Apple's iPhone will soon go on sale in China, more than two years after its US debut, but it may not make much of a splash, with smuggled units already available, analysts say.
China Unicom late last month announced a multi-year deal to sell the trendy smartphone in the world's largest mobile market of more than 700 million subscribers, starting in the fourth quarter of 2009.
Unicom beat China Mobile to the punch, putting an end to years of on-off negotiations between the US high-tech giant and the world's biggest cell phone operator, but experts say customer excitement has waned during the stalemate.
"You're not likely to see any long lines here," said Zhang Guoren, an editor for CNMO.com, a leading Chinese mobile phone review site.
"They just took too long," said Shaun Rein, head of the Shanghai-based China Market Research Group.
"The iPhone is coming and people don't seem to care much."

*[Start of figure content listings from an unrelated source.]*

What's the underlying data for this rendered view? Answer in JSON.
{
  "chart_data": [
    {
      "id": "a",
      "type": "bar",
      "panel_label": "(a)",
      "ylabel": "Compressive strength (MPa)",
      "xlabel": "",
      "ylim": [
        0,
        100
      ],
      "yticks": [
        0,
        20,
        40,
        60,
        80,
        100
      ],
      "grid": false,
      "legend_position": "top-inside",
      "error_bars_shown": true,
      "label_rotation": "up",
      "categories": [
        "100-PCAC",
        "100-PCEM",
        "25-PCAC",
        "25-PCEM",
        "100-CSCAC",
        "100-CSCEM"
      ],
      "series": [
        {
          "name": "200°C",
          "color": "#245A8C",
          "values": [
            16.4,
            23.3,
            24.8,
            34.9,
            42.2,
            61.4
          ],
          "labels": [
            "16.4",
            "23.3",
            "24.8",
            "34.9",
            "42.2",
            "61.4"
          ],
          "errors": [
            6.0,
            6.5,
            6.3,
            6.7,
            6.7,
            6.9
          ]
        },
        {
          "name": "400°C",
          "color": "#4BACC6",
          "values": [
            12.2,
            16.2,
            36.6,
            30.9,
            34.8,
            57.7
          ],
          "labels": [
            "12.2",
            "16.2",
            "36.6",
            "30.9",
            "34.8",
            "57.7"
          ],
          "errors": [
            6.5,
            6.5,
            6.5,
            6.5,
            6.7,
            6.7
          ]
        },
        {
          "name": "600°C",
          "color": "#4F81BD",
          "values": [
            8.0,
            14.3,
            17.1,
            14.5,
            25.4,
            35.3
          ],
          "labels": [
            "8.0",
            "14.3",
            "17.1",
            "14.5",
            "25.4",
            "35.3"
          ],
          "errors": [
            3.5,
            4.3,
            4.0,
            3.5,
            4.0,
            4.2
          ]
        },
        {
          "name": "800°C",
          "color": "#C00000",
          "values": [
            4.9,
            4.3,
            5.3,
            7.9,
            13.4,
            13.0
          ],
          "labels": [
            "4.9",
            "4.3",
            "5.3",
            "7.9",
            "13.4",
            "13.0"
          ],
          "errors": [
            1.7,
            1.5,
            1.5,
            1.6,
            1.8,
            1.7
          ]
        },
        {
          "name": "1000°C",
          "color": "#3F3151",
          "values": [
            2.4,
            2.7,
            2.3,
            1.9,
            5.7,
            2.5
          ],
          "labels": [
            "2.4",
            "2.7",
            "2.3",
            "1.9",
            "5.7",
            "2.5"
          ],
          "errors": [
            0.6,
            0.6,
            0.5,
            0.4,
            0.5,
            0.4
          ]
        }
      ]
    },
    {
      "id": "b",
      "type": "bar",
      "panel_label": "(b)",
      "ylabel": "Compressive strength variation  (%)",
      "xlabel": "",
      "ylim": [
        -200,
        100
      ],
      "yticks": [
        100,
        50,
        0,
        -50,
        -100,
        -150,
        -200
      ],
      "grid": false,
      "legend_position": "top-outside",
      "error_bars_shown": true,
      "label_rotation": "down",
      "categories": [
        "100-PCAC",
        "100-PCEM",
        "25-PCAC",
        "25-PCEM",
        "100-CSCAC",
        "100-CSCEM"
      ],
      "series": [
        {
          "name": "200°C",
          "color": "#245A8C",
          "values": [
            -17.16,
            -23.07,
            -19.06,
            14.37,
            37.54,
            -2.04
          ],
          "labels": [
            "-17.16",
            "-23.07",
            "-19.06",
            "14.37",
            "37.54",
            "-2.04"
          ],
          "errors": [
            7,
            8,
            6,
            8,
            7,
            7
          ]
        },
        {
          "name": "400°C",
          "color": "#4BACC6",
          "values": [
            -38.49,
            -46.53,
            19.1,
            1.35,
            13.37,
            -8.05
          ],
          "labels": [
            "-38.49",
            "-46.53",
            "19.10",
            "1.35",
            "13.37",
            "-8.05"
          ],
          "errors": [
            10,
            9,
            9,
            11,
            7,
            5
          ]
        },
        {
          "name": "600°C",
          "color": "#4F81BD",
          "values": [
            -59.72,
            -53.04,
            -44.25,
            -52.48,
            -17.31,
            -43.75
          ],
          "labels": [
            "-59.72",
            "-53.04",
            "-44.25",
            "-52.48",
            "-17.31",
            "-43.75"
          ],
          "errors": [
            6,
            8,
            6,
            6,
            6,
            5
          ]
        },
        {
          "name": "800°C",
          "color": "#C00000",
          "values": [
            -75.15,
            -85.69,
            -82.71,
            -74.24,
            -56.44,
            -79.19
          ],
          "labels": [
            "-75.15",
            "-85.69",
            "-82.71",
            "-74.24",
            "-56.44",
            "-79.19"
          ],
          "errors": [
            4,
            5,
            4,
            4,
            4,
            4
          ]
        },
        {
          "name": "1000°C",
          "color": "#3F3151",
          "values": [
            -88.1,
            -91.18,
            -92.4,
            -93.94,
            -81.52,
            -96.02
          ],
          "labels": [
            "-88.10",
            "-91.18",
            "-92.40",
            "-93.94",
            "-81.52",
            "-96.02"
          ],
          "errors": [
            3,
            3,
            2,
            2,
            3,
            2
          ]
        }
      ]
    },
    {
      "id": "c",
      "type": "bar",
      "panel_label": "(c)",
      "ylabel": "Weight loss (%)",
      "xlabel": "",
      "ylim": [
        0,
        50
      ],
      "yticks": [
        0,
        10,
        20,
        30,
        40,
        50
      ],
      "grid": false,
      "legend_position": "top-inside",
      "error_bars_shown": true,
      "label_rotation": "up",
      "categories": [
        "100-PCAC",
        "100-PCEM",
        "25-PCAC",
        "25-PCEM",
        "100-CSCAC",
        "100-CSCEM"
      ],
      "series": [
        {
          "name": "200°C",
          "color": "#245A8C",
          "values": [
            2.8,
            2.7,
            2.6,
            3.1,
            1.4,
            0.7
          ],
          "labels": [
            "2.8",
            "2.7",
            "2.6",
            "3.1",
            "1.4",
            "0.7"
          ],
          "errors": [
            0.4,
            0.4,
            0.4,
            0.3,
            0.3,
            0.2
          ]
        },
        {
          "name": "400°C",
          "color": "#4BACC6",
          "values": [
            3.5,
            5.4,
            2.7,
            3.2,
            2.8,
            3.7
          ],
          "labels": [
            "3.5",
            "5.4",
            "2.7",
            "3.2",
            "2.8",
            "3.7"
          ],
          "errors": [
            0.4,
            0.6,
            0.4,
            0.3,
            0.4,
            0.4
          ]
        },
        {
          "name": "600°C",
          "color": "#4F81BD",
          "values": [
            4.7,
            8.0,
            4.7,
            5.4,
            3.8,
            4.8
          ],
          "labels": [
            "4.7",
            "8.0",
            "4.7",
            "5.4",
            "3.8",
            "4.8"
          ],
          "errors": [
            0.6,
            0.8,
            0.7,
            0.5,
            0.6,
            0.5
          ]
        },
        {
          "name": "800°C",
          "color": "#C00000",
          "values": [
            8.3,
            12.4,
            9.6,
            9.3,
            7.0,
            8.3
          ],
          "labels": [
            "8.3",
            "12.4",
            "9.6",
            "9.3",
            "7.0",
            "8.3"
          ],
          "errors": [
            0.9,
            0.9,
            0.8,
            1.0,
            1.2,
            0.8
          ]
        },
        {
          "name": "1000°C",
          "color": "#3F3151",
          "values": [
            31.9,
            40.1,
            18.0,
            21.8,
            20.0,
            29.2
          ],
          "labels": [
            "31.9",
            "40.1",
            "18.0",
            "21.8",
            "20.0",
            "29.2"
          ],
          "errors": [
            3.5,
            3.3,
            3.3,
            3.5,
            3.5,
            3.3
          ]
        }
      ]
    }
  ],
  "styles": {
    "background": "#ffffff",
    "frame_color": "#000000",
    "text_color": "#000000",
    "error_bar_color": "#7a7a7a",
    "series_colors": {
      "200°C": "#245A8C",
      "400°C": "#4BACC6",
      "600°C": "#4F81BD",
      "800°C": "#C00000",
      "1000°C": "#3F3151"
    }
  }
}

Part of the problem is that iPhones have been flooding into China since their US launch, even though Apple was not selling them. Beijing-based high-tech consultancy BDA says more than 1.5 million smuggled handsets are in use here.
Several analysts say they expect the iPhone "gray market" to continue thriving because Apple and China Unicom will – at least initially – sell a stripped-down version without its WiFi function to meet government demands.
During the Apple-Unicom negotiations, Beijing in May agreed to allow mobiles with WiFi if they used the homegrown WAPI standard, allowing Motorola to get a jump on Apple with the launch of its touch-screen Motosurf phone, BDA said.
But China Unicom chairman Chang Xiaobing is optimistic about sales, as most bootleg iPhones available here are 2G models, not the 3G model soon to hit Apple stores.